One of the best places to camp for people with allergies is an ocean beach, especially when prevailing winds flow onto land, because of the absence of pollen there.

Campfires can be significant irritants for those with asthma and allergies. When building a fire, make sure that people who have asthma sit farther away and out of the wind so the smoke does not irritate their lungs. It's also a good idea to change your clothes after sitting near the campfire.
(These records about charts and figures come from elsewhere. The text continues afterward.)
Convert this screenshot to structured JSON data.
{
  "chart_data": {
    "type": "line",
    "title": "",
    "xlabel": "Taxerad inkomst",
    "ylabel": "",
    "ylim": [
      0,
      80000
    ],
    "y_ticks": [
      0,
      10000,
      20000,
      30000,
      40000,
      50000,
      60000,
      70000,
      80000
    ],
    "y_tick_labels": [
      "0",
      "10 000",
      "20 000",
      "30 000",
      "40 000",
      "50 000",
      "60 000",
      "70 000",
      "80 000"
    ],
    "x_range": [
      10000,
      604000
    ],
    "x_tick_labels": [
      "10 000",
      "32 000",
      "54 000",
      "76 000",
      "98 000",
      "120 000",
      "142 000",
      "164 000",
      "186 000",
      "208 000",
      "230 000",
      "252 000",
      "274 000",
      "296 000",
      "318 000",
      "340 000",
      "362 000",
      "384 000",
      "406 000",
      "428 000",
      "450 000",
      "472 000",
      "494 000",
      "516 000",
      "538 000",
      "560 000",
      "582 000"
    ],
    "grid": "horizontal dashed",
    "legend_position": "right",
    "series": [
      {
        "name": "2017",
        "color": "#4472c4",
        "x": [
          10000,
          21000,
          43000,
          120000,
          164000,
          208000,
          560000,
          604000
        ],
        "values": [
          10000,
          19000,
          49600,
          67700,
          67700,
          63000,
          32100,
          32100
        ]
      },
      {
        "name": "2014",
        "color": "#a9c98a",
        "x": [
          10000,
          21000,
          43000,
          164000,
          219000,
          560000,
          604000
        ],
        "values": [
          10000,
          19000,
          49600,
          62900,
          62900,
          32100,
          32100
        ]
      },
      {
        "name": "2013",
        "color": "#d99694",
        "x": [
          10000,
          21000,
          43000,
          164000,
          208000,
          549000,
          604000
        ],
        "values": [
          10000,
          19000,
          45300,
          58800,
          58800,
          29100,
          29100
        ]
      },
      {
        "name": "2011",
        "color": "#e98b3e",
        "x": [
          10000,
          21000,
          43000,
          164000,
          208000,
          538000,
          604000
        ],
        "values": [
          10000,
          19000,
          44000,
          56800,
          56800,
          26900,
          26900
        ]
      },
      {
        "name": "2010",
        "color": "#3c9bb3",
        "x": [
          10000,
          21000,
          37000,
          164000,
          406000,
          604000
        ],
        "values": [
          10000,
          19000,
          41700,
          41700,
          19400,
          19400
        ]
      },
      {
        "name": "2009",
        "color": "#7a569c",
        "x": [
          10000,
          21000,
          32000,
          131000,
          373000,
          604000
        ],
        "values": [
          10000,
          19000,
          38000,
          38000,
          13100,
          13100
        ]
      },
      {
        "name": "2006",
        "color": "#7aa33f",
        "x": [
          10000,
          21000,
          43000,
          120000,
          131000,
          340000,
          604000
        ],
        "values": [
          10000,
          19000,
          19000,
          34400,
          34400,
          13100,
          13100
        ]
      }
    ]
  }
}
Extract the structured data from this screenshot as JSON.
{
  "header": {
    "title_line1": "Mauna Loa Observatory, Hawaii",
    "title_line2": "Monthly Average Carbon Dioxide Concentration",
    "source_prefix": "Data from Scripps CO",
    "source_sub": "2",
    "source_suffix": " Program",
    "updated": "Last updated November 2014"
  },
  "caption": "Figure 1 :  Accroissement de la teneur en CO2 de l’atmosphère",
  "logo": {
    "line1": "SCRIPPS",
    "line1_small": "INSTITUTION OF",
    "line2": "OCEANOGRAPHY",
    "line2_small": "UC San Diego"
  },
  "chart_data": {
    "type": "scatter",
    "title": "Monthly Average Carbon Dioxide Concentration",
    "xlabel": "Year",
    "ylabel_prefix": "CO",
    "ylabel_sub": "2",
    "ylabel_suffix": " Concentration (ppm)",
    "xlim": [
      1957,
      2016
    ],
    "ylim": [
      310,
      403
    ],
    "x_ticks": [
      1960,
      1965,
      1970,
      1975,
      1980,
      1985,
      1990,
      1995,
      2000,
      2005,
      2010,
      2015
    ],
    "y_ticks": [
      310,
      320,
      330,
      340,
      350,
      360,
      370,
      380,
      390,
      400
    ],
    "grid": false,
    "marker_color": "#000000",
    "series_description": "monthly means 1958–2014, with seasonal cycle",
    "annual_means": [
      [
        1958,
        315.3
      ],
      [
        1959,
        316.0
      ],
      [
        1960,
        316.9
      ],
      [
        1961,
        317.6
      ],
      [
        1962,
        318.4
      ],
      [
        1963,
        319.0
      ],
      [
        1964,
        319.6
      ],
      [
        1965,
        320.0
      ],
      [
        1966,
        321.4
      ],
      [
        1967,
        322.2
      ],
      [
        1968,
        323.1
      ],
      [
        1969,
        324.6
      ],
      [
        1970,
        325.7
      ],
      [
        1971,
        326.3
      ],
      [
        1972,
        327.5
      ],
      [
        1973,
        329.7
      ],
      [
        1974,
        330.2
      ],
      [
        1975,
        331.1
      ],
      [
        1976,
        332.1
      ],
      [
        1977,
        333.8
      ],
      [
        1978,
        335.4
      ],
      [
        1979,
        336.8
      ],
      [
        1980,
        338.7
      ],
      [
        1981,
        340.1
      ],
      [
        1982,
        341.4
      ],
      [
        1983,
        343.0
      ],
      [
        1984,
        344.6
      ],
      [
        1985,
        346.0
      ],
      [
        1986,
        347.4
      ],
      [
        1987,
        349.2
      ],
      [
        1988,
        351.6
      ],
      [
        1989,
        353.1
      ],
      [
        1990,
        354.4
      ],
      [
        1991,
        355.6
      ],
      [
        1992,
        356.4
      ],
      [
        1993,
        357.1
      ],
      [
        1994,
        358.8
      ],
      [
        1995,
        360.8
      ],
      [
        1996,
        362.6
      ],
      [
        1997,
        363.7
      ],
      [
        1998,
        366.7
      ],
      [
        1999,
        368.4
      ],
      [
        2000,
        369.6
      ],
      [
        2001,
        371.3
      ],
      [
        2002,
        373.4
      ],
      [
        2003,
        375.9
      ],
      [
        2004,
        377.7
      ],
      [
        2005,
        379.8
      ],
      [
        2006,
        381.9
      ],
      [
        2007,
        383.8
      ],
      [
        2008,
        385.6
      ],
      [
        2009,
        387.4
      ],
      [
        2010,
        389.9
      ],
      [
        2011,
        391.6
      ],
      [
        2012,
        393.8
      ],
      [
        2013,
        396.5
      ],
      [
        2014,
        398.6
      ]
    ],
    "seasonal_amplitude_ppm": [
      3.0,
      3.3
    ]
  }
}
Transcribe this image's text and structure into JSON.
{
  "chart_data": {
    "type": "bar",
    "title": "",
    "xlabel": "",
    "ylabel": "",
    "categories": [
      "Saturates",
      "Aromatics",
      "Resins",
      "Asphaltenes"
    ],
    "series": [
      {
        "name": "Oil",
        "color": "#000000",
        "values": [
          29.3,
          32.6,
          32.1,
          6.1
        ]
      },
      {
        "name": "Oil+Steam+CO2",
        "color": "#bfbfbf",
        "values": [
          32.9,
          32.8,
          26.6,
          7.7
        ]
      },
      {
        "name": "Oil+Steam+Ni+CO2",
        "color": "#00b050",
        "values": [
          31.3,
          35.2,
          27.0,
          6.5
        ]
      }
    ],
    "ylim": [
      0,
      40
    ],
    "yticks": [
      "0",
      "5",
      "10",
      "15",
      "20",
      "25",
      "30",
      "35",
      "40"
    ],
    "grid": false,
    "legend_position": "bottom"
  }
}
Choose the best time of the year for your allergies

People with mold allergies may find that they would be more comfortable camping in a dry area in the summer rather than in damp wooded areas in the fall.  Tree pollens are worse in the early spring, while grasses are most predominant in the late spring and early summers.  Weed pollens take over in late summer and fall.

Check the forecast for pollen count and ozone levels according to the location where you are camping and schedule your trip while the allergens are lowest.

Tent preparation

Try a modern hypoallergenic tent that has reliable flaps.

Air out your equipment before you leave. Look for mold in tents and tarps, and wash off any you see with a hot water and bleach solution.

Because pollen counts are highest in the early morning, it might be wise to sleep with the tent doors and windows at least partially closed.